High NAV vs. Low NAV – The Tale of Two Numbers

The Net Asset Value or the NAV is the price at which a single unit of a particular mutual fund is traded. It is calculated by dividing the total net value of the assets held by the fund, to the number of outstanding units.

How NAV differs from stock price?

While the NAV might seem to be similar to stock price, the two differ a lot. Since the NAV is based on a bunch of underlying assets, its value is declared only once (at the end of a day), once the trading in those underlying assets is completed. In comparison, a stock price (although fluctuating) is available throughout trading hours. Moreover, unlike a stock price, the NAV does not give you an idea about the performance of mutual fund scheme.

Highs & lows of NAV

If you are planning to invest your money in a mutual fund, do not let the high and low NAV values influence your decision about short-listing a fund. As discussed, unlike shares, the absolute value of a mutual fund NAV does not say much about the performance of the fund.
Low NAV - When a fund house launches a new fund (New Fund Offer – NFO), the units of the fund are available for a standard NAV of Rs. 10 – this shouldn’t be a deterrent. Further, as the formula above states, a fund could have a lower NAV because its net assets are low or the no. of outstanding units is high (due to a temporary transition like NAV split, etc). Also, a fund’s NAV decreases proportionately, whenever it pays out dividends..

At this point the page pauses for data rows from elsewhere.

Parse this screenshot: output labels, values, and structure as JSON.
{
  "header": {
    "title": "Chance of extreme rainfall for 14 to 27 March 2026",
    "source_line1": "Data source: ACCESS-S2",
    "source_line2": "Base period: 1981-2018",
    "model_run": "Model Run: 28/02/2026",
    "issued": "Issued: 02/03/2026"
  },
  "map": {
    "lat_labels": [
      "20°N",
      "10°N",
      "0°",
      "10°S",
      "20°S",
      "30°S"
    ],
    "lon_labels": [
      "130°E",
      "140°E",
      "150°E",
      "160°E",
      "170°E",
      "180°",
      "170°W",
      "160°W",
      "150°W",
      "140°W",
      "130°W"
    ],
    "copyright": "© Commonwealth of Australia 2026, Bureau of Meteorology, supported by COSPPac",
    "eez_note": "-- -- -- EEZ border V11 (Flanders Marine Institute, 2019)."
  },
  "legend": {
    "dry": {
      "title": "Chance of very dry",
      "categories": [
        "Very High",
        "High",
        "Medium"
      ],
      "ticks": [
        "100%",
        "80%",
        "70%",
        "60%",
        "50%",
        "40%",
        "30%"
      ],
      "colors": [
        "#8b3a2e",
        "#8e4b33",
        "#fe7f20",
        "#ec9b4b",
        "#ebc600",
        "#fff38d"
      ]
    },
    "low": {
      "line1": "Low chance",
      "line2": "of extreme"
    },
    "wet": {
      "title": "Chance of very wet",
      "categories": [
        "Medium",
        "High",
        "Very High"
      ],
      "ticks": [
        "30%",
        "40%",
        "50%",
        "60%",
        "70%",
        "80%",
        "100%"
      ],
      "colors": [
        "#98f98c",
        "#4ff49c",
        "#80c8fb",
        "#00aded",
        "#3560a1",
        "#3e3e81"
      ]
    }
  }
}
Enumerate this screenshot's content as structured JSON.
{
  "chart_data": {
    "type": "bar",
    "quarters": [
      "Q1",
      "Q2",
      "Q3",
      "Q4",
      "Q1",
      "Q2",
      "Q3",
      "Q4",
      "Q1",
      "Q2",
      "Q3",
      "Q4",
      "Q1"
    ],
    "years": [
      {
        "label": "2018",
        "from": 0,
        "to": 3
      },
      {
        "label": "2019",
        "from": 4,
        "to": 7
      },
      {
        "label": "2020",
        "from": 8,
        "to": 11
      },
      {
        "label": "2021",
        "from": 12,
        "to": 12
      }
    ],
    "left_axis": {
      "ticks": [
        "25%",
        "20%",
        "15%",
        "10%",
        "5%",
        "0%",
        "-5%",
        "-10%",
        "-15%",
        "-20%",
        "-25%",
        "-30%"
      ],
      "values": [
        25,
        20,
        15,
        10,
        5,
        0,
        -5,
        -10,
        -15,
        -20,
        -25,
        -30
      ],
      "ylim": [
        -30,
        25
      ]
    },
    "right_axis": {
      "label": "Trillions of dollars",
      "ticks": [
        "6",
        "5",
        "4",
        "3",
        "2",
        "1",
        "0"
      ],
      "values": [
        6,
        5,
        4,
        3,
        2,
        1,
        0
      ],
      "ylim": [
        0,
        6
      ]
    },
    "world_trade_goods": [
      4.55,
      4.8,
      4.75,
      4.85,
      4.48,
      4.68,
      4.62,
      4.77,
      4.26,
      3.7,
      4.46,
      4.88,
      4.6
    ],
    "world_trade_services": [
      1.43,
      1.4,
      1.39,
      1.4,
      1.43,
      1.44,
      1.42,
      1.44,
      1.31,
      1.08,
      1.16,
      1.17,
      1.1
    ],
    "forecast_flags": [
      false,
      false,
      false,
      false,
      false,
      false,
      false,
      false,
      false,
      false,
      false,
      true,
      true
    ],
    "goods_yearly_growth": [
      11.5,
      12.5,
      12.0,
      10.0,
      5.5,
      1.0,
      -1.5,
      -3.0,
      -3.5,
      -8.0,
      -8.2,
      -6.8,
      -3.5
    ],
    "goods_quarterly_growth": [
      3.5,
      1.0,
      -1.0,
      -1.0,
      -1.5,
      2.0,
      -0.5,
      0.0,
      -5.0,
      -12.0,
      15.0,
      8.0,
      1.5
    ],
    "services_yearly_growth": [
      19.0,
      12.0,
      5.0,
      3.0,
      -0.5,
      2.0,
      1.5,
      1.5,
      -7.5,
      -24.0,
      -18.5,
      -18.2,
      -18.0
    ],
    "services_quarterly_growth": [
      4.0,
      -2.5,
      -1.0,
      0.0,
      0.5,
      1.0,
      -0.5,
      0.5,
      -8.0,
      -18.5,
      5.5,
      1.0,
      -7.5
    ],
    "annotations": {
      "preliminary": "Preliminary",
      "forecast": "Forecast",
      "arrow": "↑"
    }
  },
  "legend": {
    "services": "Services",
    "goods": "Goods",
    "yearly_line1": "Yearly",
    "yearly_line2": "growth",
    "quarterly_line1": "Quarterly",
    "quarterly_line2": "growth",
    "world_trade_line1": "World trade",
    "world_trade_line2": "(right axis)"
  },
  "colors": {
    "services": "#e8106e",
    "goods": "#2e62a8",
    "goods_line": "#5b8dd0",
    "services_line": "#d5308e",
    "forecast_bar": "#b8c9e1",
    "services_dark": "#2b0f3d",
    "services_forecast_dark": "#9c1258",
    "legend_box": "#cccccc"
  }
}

High NAV - Similarly, a high NAV could be because of a good performance over the years. But then, with mut, the pastual funds, performance is never a guarantee for future performance.

Low NAV means More Units and More Dividends  is a myth

Investors should refrain from being attracted to low NAV funds just because you realize that your money can fetch you more units and that this might be beneficial when the fund declares a dividend. Here, the investor will not really benefit because a dividend is nothing but their own money being paid out. In fact, after the dividend is paid out, the NAV is adjusted accordingly!